FYI, the function to parse a string range is taken from this StackOverflow answer

Usage

Edit the global variables at the start of the file.

If you want to use the VoiceDesign model, just uncomment these two lines:

  • MODEL_DESIGN = the folder of the downloaded VoiceDesign model of your choice
  • SPEAKER_DESIGN = the text prompt for voice design

If you want to use the pre-defined CustomVoices (Ryan or Aiden):

  • MODEL_VOICE = 'models/Qwen3-TTS-12Hz-1.7B-CustomVoice-8bit'
  • SPEAKER_VOICE = 'Ryan'
  • SPEAKER_STYLE = 'excited'

If you want to use a reference voice, uncomment:

  • MODEL_BASE = 'models/Qwen3-TTS-12Hz-1.7B-Base-8bit'
  • SPEAKER_AUDIO = 'voices/f1.wav'
  • SPEAKER_TEXT = 'voices/f1.txt'

The reference voice mode is the only mode that properly splits large text into chunks. There is a bug somewhere for the other two models. Hence the totally different way of generating output. I do not actually use the newline '\n' to split chunks, I use a larger buffer and trim to the nearest newline, but this code is easier until I clean up my version.

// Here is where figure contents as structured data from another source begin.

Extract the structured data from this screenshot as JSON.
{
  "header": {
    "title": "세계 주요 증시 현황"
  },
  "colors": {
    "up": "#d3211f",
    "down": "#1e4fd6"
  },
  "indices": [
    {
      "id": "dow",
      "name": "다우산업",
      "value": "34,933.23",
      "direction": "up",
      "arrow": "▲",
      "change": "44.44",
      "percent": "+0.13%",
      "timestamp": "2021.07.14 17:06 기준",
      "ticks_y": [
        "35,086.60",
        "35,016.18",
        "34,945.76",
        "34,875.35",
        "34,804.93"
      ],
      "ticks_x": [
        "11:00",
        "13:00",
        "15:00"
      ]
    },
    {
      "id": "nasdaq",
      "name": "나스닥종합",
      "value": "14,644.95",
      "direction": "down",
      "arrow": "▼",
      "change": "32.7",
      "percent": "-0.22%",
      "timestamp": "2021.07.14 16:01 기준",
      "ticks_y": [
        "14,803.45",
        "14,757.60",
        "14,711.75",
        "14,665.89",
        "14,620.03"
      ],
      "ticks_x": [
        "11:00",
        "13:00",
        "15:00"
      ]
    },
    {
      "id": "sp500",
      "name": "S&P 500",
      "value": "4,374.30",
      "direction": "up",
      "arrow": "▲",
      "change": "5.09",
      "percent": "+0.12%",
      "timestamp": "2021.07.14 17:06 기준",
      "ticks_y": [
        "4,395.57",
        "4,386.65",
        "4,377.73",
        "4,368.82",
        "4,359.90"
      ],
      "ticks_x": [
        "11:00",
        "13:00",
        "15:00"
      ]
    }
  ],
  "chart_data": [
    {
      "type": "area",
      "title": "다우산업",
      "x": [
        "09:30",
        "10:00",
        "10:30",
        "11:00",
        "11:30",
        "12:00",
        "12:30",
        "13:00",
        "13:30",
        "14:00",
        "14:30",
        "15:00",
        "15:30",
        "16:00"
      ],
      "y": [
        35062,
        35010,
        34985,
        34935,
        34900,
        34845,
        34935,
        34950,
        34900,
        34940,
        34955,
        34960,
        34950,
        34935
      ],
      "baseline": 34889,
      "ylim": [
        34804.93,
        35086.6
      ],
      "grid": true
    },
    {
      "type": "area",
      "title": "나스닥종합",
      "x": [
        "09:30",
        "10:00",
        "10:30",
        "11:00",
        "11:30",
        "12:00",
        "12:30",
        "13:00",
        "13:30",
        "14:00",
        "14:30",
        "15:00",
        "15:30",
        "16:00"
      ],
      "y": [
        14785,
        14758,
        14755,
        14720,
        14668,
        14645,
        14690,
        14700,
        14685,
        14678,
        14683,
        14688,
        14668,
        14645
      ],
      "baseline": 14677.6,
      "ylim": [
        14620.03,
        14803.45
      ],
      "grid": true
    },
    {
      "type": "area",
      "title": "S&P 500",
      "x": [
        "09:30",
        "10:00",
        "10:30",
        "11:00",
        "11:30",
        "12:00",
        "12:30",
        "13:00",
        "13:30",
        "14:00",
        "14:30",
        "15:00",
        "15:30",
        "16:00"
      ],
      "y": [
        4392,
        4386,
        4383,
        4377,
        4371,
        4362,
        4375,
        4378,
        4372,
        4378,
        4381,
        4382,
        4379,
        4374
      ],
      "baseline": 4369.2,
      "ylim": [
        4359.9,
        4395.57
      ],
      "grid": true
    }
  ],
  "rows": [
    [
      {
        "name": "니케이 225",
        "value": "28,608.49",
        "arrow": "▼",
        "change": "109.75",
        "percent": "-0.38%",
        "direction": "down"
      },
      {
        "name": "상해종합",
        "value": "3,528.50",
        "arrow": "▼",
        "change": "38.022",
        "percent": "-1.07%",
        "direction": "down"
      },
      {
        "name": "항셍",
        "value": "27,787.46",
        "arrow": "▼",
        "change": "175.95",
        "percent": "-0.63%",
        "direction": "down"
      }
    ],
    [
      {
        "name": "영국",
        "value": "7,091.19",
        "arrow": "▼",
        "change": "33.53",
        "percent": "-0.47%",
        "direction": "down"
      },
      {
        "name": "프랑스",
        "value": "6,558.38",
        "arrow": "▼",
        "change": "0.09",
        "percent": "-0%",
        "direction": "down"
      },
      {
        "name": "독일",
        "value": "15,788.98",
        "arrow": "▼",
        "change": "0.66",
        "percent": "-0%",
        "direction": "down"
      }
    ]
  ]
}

The last variable is VERBOSE - enable to show progress bar, memory usage, etc.

Usage:

  • python convert.py book.epub - lists all chapters, starting with 0
  • python convert.py book.epub 1,5-10,12 - performs text-to-speech on given chapters (1, 5 to 10 and 12)

On my M2 macMini, I am getting about 1,000 characters per minute... not great I know.

Update 6 Feb: Just realized only the voice cloning works for large chunks of text, because the split_pattern option is ignored for the other two models. Believe this is a bug in MLX_Audio. Implemented a different code path to take care of manual splitting...